The power to make decisions exists with individuals in the case of finance and accounting. Financial managers can decide where to source a loan from, where to invest the funds and when to pull out of an investment. Accountants can decide what inputs to use for preparing their reports and how to prepare them as per GAAP. And, of course, the analysis and interpretation of these reports depend upon the individual’s objective, experience, knowledge, understanding, and judgment. These decisions in both the streams are easy to take as well as it is possible to alter or change those decisions mostly in a short period of time in times of need.

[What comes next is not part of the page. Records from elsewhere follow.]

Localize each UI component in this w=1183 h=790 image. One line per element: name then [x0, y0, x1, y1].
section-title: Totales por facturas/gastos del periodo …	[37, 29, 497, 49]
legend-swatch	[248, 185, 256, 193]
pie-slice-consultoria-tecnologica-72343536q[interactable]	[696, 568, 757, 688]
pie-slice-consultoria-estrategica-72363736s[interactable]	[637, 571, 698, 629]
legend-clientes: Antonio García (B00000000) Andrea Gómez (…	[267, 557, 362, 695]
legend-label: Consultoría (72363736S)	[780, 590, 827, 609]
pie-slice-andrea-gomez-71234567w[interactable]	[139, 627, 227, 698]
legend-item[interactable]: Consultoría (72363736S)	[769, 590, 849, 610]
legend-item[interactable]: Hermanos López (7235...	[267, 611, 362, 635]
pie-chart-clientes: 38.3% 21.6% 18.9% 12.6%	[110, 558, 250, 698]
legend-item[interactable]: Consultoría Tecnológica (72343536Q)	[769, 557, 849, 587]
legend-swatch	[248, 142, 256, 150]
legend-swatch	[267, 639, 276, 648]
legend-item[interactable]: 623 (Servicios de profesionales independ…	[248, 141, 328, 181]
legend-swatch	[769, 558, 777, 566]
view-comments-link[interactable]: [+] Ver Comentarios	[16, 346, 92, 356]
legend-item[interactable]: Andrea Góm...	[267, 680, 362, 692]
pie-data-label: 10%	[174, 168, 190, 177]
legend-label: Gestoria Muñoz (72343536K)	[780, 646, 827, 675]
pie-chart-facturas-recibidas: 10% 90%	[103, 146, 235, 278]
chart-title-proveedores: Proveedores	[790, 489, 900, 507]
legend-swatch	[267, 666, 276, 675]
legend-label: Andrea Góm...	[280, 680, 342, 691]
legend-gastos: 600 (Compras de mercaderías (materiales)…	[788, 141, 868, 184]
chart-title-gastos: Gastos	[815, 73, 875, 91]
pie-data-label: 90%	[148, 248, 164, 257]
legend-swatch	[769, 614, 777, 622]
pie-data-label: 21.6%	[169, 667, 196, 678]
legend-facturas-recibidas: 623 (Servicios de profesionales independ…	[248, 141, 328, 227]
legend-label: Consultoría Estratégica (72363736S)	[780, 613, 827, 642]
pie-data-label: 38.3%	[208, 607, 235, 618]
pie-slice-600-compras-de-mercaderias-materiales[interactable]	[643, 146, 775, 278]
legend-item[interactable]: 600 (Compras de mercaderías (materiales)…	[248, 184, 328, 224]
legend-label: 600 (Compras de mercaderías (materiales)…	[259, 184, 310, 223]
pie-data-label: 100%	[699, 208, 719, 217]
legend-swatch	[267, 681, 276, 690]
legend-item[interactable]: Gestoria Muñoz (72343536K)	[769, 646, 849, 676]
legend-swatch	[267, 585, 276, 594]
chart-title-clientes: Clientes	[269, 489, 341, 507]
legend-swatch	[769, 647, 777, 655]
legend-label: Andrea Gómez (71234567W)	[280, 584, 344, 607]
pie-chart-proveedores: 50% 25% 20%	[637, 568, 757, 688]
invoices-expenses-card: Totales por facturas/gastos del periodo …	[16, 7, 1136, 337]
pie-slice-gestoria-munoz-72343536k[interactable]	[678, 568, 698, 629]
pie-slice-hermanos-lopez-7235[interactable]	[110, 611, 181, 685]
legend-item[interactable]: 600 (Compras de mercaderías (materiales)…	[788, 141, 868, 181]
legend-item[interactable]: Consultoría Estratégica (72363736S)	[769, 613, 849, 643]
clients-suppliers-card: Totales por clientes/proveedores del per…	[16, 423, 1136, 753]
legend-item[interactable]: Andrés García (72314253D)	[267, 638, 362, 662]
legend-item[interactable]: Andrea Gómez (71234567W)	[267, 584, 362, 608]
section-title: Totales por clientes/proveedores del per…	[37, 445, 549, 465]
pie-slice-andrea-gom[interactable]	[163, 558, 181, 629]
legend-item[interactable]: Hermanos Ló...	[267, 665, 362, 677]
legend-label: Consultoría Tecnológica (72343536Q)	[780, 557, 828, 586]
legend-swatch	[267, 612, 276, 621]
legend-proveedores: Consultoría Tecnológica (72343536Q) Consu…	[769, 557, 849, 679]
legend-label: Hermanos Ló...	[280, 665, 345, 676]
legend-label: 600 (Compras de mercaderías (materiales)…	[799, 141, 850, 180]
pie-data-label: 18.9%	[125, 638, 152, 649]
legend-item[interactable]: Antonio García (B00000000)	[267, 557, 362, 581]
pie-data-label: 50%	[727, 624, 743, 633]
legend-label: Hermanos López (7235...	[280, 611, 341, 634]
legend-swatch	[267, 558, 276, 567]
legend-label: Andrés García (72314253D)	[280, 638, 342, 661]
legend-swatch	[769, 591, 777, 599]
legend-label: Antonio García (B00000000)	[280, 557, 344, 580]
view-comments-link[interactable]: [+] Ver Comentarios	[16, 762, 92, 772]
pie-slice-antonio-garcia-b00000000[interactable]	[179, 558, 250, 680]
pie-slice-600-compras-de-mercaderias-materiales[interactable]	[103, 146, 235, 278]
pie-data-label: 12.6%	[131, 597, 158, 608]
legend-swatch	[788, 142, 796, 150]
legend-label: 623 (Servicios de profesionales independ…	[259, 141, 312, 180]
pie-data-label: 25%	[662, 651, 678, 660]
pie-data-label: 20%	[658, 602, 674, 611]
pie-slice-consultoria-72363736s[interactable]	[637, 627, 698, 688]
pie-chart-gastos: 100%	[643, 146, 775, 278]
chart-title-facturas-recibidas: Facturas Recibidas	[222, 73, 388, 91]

Decision-making in the field of economics is mostly in the hands of the government or top legal bodies and institutions. An individual person or business can not affect the entire economy and the theories and models of economics. Also, once taken, these decisions are rigid and not easy to change instantly as they affect a large portion of the population or the entire economy as well as may have a longer-term effect.
Finance, Accounting, and Economics- Are They Totally Different from each other?
We have seen above a few of the differences between the three streams of study- finance, accounting, and economics. But we should remember that these three streams are not separate or totally independent from each other. All the three streams deal with money, be it at an individual’s level in the case of finance and accounting or at an individual as well as the nation’s level in the case of economics.
All three streams intend to work for the betterment of people. They guide us to create a strong and secure financial present and future. They work hand-in-hand and are interdependent in nature. Economics act as a super-set and impacts the decisions that people make in finance as well as accounting. Moreover, the decisions and acts of financial managers and accountants guide the movement of the economy in return.